The subtitle of this book is “Why you should care,” and the authors present a compelling case why everyone should and why the current national policy debate goes far beyond the pros and cons of the ACA and its proposed replacement, the American Health Care Act (AHCA). The debate is fundamentally about the role and reach of government. The book challenges the policy assumptions of both Democrats and Republicans. It explains how our country is so ideologically polarized that a consensus on health care is unlikely to emerge for the foreseeable future.
One of the most intriguing insights of the book is how often Republican leaders advanced progressive health care programs in the past but, in the last decade, how little they have contributed to pragmatic health care legislation because of a change in political ideology.
From Obamacare To Trumpcare
Harry Nelson and Rob Fuller
The authors, Harry Nelson and Rob Fuller, are well-respected health care attorneys in Los Angeles. They trace the contours of the current debate back to the controversy over the passage of Medicare and Medicaid in 1965. Many of the lessons learned from legislative battles fought more than 50 years ago are contrasted with Clinton-era failures and then how the Obama administration learned from them, fashioning a strategy that quelled the potential opposition of health care providers and pharmaceutical companies. Concessions were made to providers and payers. One result was that the provisions of the ACA that might have tackled costs were blunted.
The ACA’s bumpy road to implementation reflects the deep-seated political and philosophical divide between the two parties about the role of government and pros and cons of market-driven solutions. Some Republicans want the AHCA to go much further—it is disparaged as Obamacare Lite in some circles. But relative to the ACA, there’s no doubt that the AHCA reflects the prevailing Republican belief in a much narrower role for government. The new law will place far more financial responsibility for health care on individuals and give states more discretion over their Medicaid programs.
The AHCA will remove current subsidies for individuals who buy coverage through the exchanges and replace them with tax credits that, starting next year, can be used to purchase coverage either through an exchange or outside one. The ACA subsidies are indexed to income and premium; the AHCA’s are indexed only to age and in amounts that, along with other changes, favor the young and disadvantage the old.

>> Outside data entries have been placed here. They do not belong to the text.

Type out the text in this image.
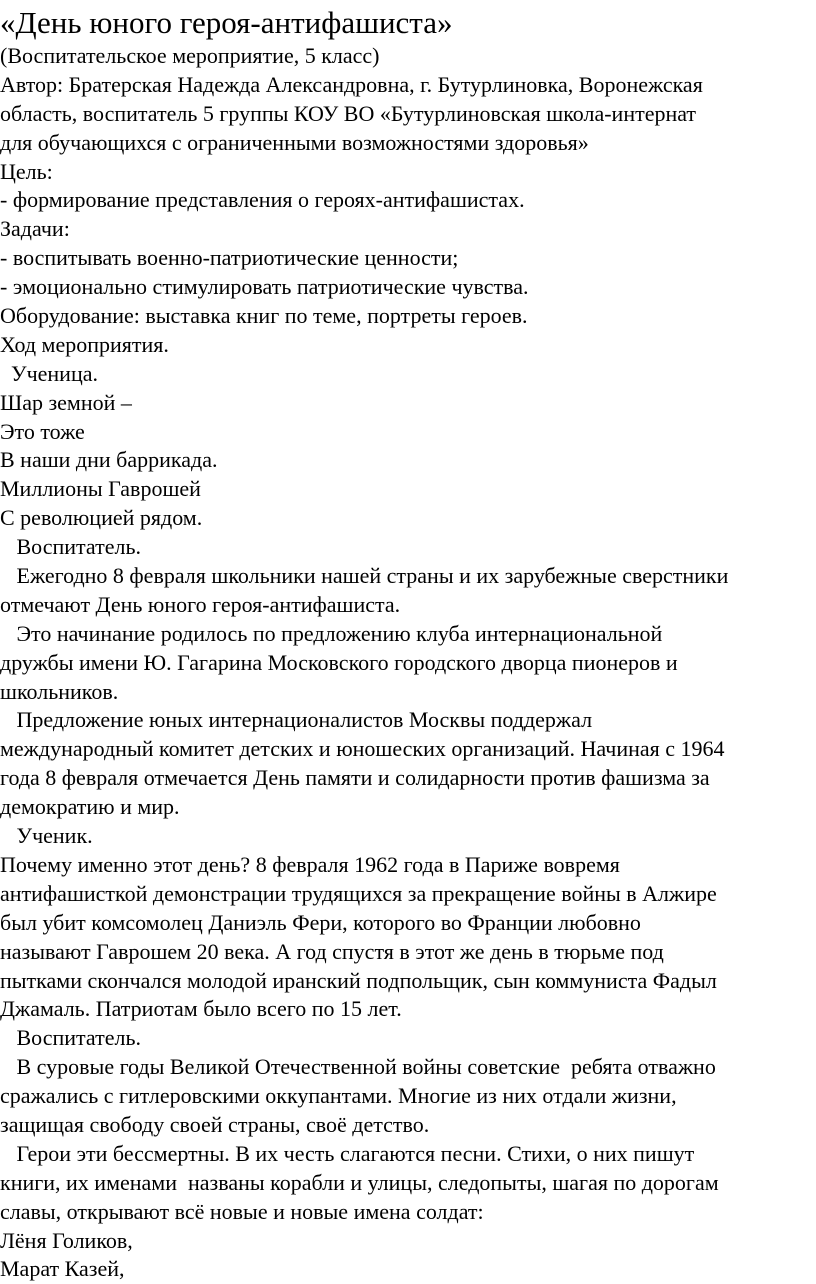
«День юного героя-антифашиста»
(Воспитательское мероприятие, 5 класс)
Автор: Братерская Надежда Александровна, г. Бутурлиновка, Воронежская
область, воспитатель 5 группы КОУ ВО «Бутурлиновская школа-интернат
для обучающихся с ограниченными возможностями здоровья»
Цель:
- формирование представления о героях-антифашистах.
Задачи:
- воспитывать военно-патриотические ценности;
- эмоционально стимулировать патриотические чувства.
Оборудование: выставка книг по теме, портреты героев.
Ход мероприятия.
Ученица.
Шар земной –
Это тоже
В наши дни баррикада.
Миллионы Гаврошей
С революцией рядом.
Воспитатель.
Ежегодно 8 февраля школьники нашей страны и их зарубежные сверстники
отмечают День юного героя-антифашиста.
Это начинание родилось по предложению клуба интернациональной
дружбы имени Ю. Гагарина Московского городского дворца пионеров и
школьников.
Предложение юных интернационалистов Москвы поддержал
международный комитет детских и юношеских организаций. Начиная с 1964
года 8 февраля отмечается День памяти и солидарности против фашизма за
демократию и мир.
Ученик.
Почему именно этот день? 8 февраля 1962 года в Париже вовремя
антифашисткой демонстрации трудящихся за прекращение войны в Алжире
был убит комсомолец Даниэль Фери, которого во Франции любовно
называют Гаврошем 20 века. А год спустя в этот же день в тюрьме под
пытками скончался молодой иранский подпольщик, сын коммуниста Фадыл
Джамаль. Патриотам было всего по 15 лет.
Воспитатель.
В суровые годы Великой Отечественной войны советские  ребята отважно
сражались с гитлеровскими оккупантами. Многие из них отдали жизни,
защищая свободу своей страны, своё детство.
Герои эти бессмертны. В их честь слагаются песни. Стихи, о них пишут
книги, их именами  названы корабли и улицы, следопыты, шагая по дорогам
славы, открывают всё новые и новые имена солдат:
Лёня Голиков,
Марат Казей,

AHCA also loosens the rules on the types of health plans that can be sold in the nongroup market and will nearly double the allowable contribution to health savings accounts. The approach the House Republicans have taken to tax credits for health insurance is in keeping with the party’s current philosophy of using tax policy as a vehicle for redefining a smaller, less obtrusive role of government.
But ideologically pure the AHCA is not. In fact, it keeps many of the most popular provisions of the ACA: the ban on pre-existing conditions exclusions and premium differences, allowing adult children to stay on their parents’ policy till they are 26, caps on out-of-pocket expenses, and no annual or lifetime limits.
Nelson and Fuller anticipated many aspects of the AHCA and the negative consequences that the ACA’s repeal will have for low-income and elderly Americans. They see the legislation—correctly—as a pivot away from prior Republican administrations that expanded coverage for seniors.
From Obamacare To Trumpcare uses common sense to analyze health care. And even knowledgeable readers will appreciate the authors’ efforts to demystify the jargon that often obfuscates the underlying political agenda of both parties. Nelson and Fuller skillfully present a balanced perspective, so readers will leave their book with something that’s in scarce supply—understanding and context.